There is a wide array of powerful free open-source tools for doing data analysis, and many of them can now handle spatial data. This post will focus on using R, specifically the tidyverse packages, as a data exploration tool for analyses that would otherwise be cumbersome in a traditional desktop GIS program.
I am currently working on a project to improve counts of residents in hazard areas and to estimate their demographics from census data. A simple version of this analysis would be to overlay the hazard area with something like census blocks or parcels. However, for this project we are interested in hazard areas that directly affect buildings on a parcel. Moreover, the sequence of analyses needs to be flexible enough to easily drop in new or updated hazard layers and census information.
The project started off with data for the entire county: over 600,000 parcels, 35,000 census blocks, about 1 million building footprints, and various other spatial and tabular datasets. After trying out a few different tools for my analysis, I decided to go with R.
R’s website describes the project as follows: “R is ‘GNU S’, a freely available language and environment for statistical computing and graphics which provides a wide variety of statistical and graphical techniques: linear and nonlinear modelling, statistical tests, time series analysis, classification, clustering, etc.” One of R’s biggest strengths is its huge repository of about 14,000 community-created extension packages, including several that focus on geospatial data (such as sf or arcgisbinding). In addition to this, the RStudio project has created a user-friendly front-end for R that includes a code editor, console, file browser, object browser, documentation viewer, and more.
There is a collection of R packages known as the tidyverse that makes it easier to do data science work in R. An important aspect of this collection, as listed on its site, is that “[all] packages share an underlying design philosophy, grammar, and data structures.” This is very helpful, as it makes it easy to work with lots of different packages without having to focus on syntax details or converting formats. The book R for Data Science is a good resource for learning more about using these packages. It is available via creative commons license online.
While there are lots of other good choices for doing data analysis work, I want to go over why I felt that, for me, R was the best tool for the job in this particular scenario.
- Why not ArcGIS? A majority of my data were tabular, not spatial. I wanted to do exploratory data analysis with lots of intermediate results, and string together multiple queries that would take too many steps within the ArcGIS software. Also, I wanted a set of scripts to help automate analyses.
- Why not Python? I’m more familiar with Python and started out with this. However, I ultimately found it easier to use RStudio for the kind of on-the-fly analysis that I was doing, and down the line I’d like to explore the Shiny web app framework for building an interactive visualization dashboard.
- Why not Excel? No matter what I tried, Excel just couldn’t handle the sheer amount of data for this project without crashing.

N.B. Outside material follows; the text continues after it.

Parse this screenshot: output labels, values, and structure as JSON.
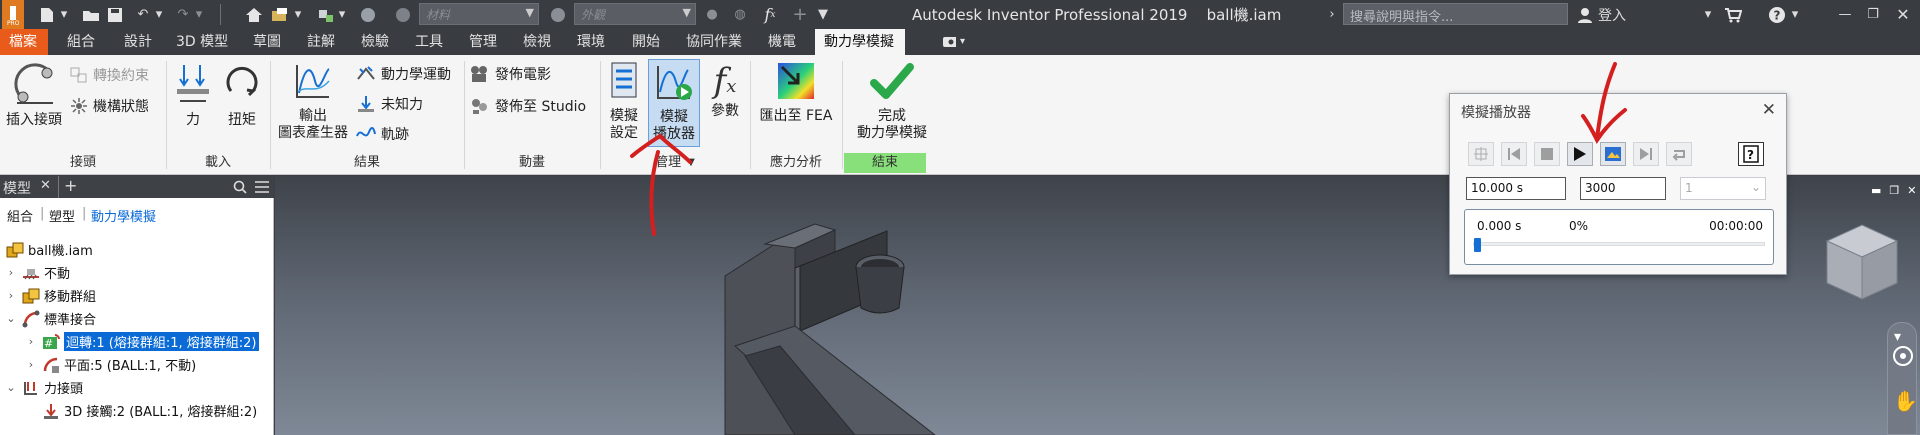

- Why not PostGIS? This would likely be a great option once I get more familiar with optimizing SQL queries on large datasets where spatial functions are involved. I used PostGIS for some spatial queries at the beginning of the analysis, but not for the main body of tabular data analysis. R does many of the same filtering, grouping, and summary tasks, but with slightly more concise syntax.
Working with R
R is great at reading in data from lots of different sources. The tidyverse adds convenient functions for reading text files, Excel files, web data, and binary formats. You can also connect to databases using DBI. DBI is used in conjunction with DMBS drivers to connect and send queries to Microsoft SQL Server, PostgreSQL, SQLite, and other databases. This allows the user to send a SQL query directly to the database from with R and get the results back as a table that can be used for continued analysis. Also, if you don’t want to write SQL, it can read a table reference directly into R, write grouping/summary code, and have it generate the SQL query for you.
Half the battle is getting your data in a usable format, and that’s where packages like readr, tidyr, and stringr are helpful in cleaning up, reshaping, and reformatting data. The theory behind “tidy data” is that “each variable is in its own column, and each observation is in its own row.” Once you have tidy data, dplyr gives you the ability to filter, group, combine, and summarize your data any way you want. You can use ggplot2 to visualize your data as well. The real power in these tools (and similar tools like pandas for Python) is shortening the time and effort between posing a question and getting an answer. Even if a line of inquiry is a dead end, you haven’t lost much time to get there. Then, when you settle on an analysis methodology, your step-by-step process is already there in the code to reuse in the future. I’ve been able to answer complex questions during a meeting with just a few lines of code and get an answer in seconds rather than clicking around a GUI and waiting for a chain of tools to run. The learning curve for these tools pays off surprisingly quickly.